Another fun part for me is that I've apparently already read some of this, because I have some marks in the book at a few parts that I remember making.
For instance, p 57, the rowdy sorts who used to roam London streets:
"...still others assaulted and defaced people they met on the street. Cutting off people's noses was a particular favorite."
The twist: those rowdies were upper class types, not common thugs. They were part of a gang called The Mohocks. (Yes, the name is derived from the American Indian tribe, if you wondered. Also note on that wikipedia page citations that question whether this group existed. Gossip/letters and tabloidy accounts of the time seem to be the main primary sources - so it's a good question.)
Oddly it was already not an unusual thing to see people without noses at this time - it was one of the symptoms of syphilis. (Warning, NSFW and gross medical photos at that wikipedia link. I have a couple of books I've been wanting to read about syphilis, since it had a huge effect in the literature, jokes, and lifestyles of all social classes for decades. But they're all like $30+, sigh.)

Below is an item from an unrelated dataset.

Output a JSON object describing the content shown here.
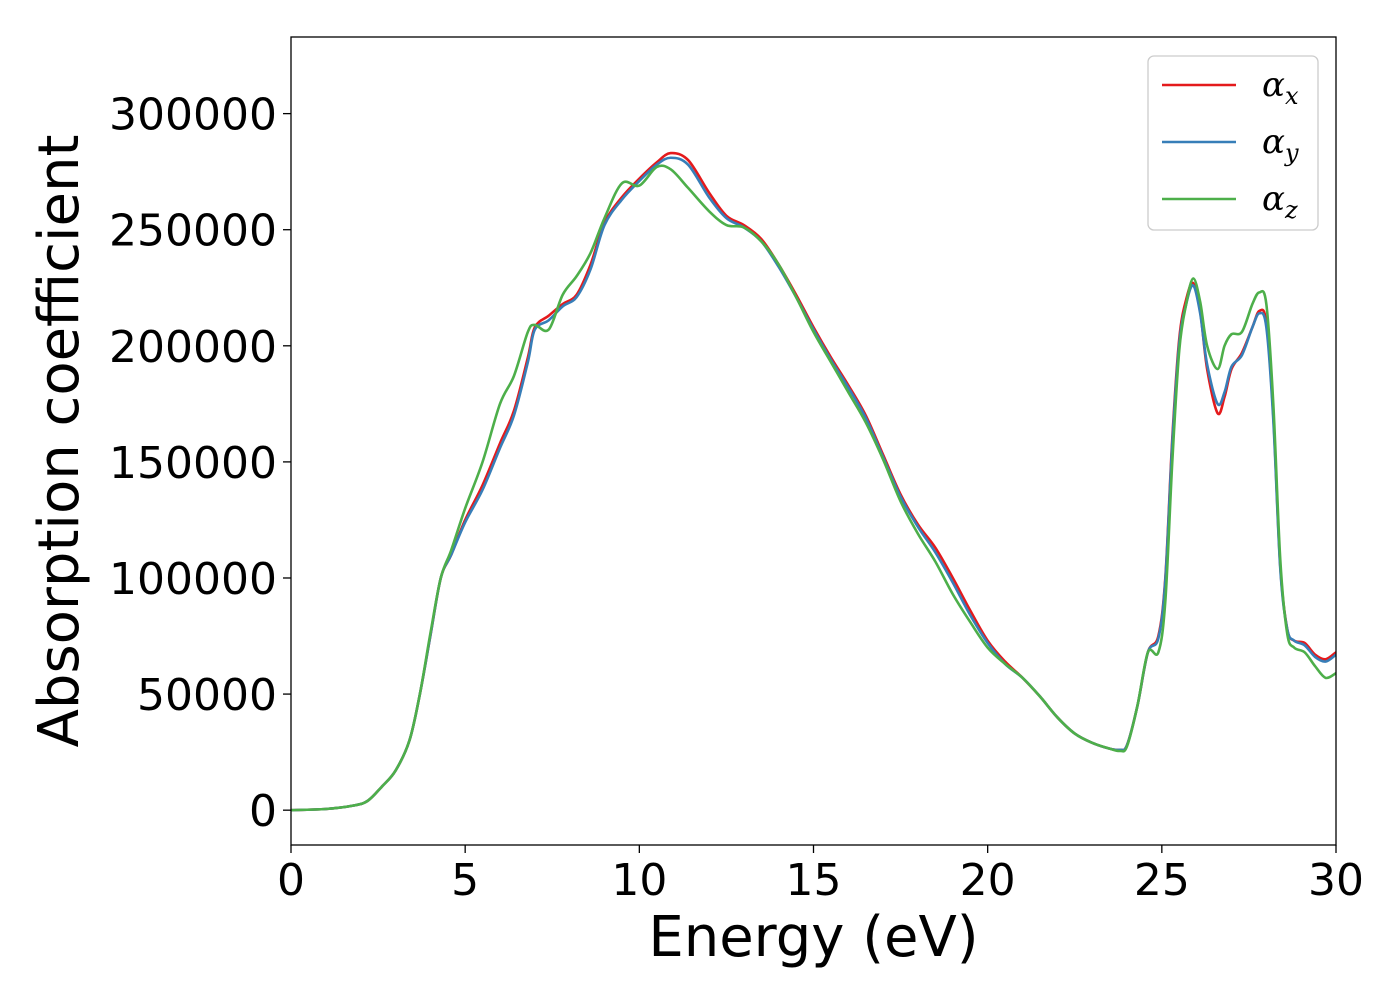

Many wonder why it was considered a Very Bad Idea to help beggars or people in need on the streets at this time. (It's a common romance trope: lovely girl stops to help orphan being beaten for stealing, for instance, or old lame solider, etc.)
"Disguise and acting were key elements in street robbery. Both pickpockets of a sort, the 'Abraham Men' pretended madness, and the 'Congek Cranks' epilepsy, to distract and disarm their prey.
...That crutch which late compassion moved, shall wound
Thy bleeding head, and fell thee to the ground."
That poetry's from John Gay's Trivia, or The Art of Walking the Streets of London.
On the streets no one's as they seem. Stopping to help that beggar might result in you being beaten and robbed. And he/she probably has confederates who'll help out.
Interestingly many of the scenarios Moore describes for pickpocketing are still in use today. If you're in a crowd and someone makes a huge fuss about something - and everyone's looking - make sure you keep an eye on your purse and pockets. Distractions like that are great moments for pickpockets.